I'm a mom first, too, so I understand what you are feeling in that respect. If it is an issue for you because of the boys, I would definitely put my foot down. If talking didn't work, given your situation, I might block the sites on the computer. I think some internet providers allow for that...maybe aol is one of them. If child porn is also involved, that would be non-negotiable for me. No way, no how, or remove the computers from the home if it can't be controlled any other way, minus a laptop that I would keep with me.

I have been thinking alot about what I could and couldn't take...ie what is my breaking point. I definitely know that my son's well-being will have to come first.

Good luck. I'm sorry....
Re: What is the right thing to do??????
February 25, 2007 04:19PM
I just have to add ONE thing.. if it is NOT child porn, then it is NOT illegal and there is no need to call the police.

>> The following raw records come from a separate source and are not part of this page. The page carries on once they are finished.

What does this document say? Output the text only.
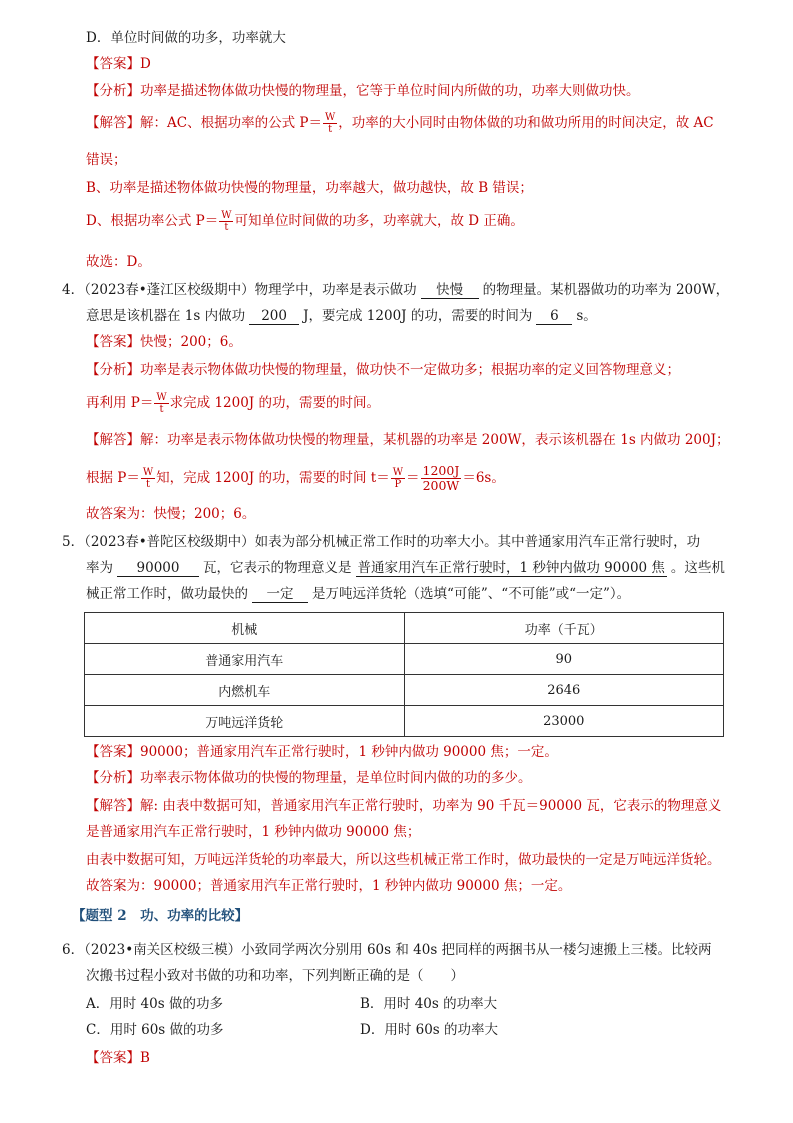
D．单位时间做的功多，功率就大
【答案】D
【分析】功率是描述物体做功快慢的物理量，它等于单位时间内所做的功，功率大则做功快。
【解答】解：AC、根据功率的公式 $P= \frac{W}{t}$ ，功率的大小同时由物体做的功和做功所用的时间决定，故 AC
错误；
B、功率是描述物体做功快慢的物理量，功率越大，做功越快，故 B 错误；
D、根据功率公式 $P= \frac{W}{t}$ 可知单位时间做的功多，功率就大，故 D 正确。
故选：D。
4．（2023春•蓬江区校级期中）物理学中，功率是表示做功 快慢 的物理量。某机器做功的功率为 200W，
意思是该机器在 1s 内做功 200 J，要完成 1200J 的功，需要的时间为 6 s。
【答案】快慢；200；6。
【分析】功率是表示物体做功快慢的物理量，做功快不一定做功多；根据功率的定义回答物理意义；
再利用 $P= \frac{W}{t}$ 求完成 1200J 的功，需要的时间。
【解答】解：功率是表示物体做功快慢的物理量，某机器的功率是 200W，表示该机器在 1s 内做功 200J；
根据 $P= \frac{W}{t}$ 知，完成 1200J 的功，需要的时间 $t= \frac{W}{P} = \frac{1200J}{200W} =6s$。
故答案为：快慢；200；6。
5．（2023春•普陀区校级期中）如表为部分机械正常工作时的功率大小。其中普通家用汽车正常行驶时，功
率为 90000 瓦，它表示的物理意义是 普通家用汽车正常行驶时，1 秒钟内做功 90000 焦 。这些机
械正常工作时，做功最快的 一定 是万吨远洋货轮（选填“可能”、“不可能”或“一定”）。
机械	功率（千瓦）
普通家用汽车	90
内燃机车	2646
万吨远洋货轮	23000
【答案】90000；普通家用汽车正常行驶时，1 秒钟内做功 90000 焦；一定。
【分析】功率表示物体做功的快慢的物理量，是单位时间内做的功的多少。
【解答】解: 由表中数据可知，普通家用汽车正常行驶时，功率为 90 千瓦＝90000 瓦，它表示的物理意义
是普通家用汽车正常行驶时，1 秒钟内做功 90000 焦；
由表中数据可知，万吨远洋货轮的功率最大，所以这些机械正常工作时，做功最快的一定是万吨远洋货轮。
故答案为：90000；普通家用汽车正常行驶时，1 秒钟内做功 90000 焦；一定。
【题型 2　功、功率的比较】
6．（2023•南关区校级三模）小致同学两次分别用 60s 和 40s 把同样的两捆书从一楼匀速搬上三楼。比较两
次搬书过程小致对书做的功和功率，下列判断正确的是（　　）
A．用时 40s 做的功多	B．用时 40s 的功率大
C．用时 60s 做的功多	D．用时 60s 的功率大
【答案】B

HOWEVER IF IT ISSSSSSSss child porn. I would talk to the Dr ASAP... tell his service it's an emergency and you MUST speak to him. If it IS child porn.. your children and their friends and neigbors are in danger. Even if he cannot perform physically, they are still in danger.. You have not stated if it IS child porn, so if it is NOT I appologize. If it is adult porn it's not illegal UNLESS it is a snuff film. Take care, Pat
Re: What is the right thing to do??????
February 25, 2007 05:07PM
Thanks to everyone for your posts. This forum inspires me everyday when i read the posts. Ya'll are a wonderful group of people. If i sounded harsh in some of my post i really did'nt mean too. I am a mother, wife and now caregiver with another broken heart, and i'm just trying to make a good life for my kids, and keep my promise to take care of him. smiling smiley
Re: What is the right thing to do??????
February 25, 2007 05:15PM
You didn't sound harsh...just thinking out loud and asking for input. Thats what we all do.
Re: What is the right thing to do??????
February 25, 2007 05:21PM
IF child porn. There should be NO TOLERANCE! Call the police!
Re: What is the right thing to do??????
February 25, 2007 06:07PM
sptexas, it's nice to meet you, wow, you've gotten some really good responses here, and lots of good advice. I just wanted you to know that wow, people care, its good that you shared, its good to be able to just talk sometimes, and yes your right, your kids are very very important in this.





Edited 6 time(s). Last edit at 02/27/2007 02:00AM by Barb.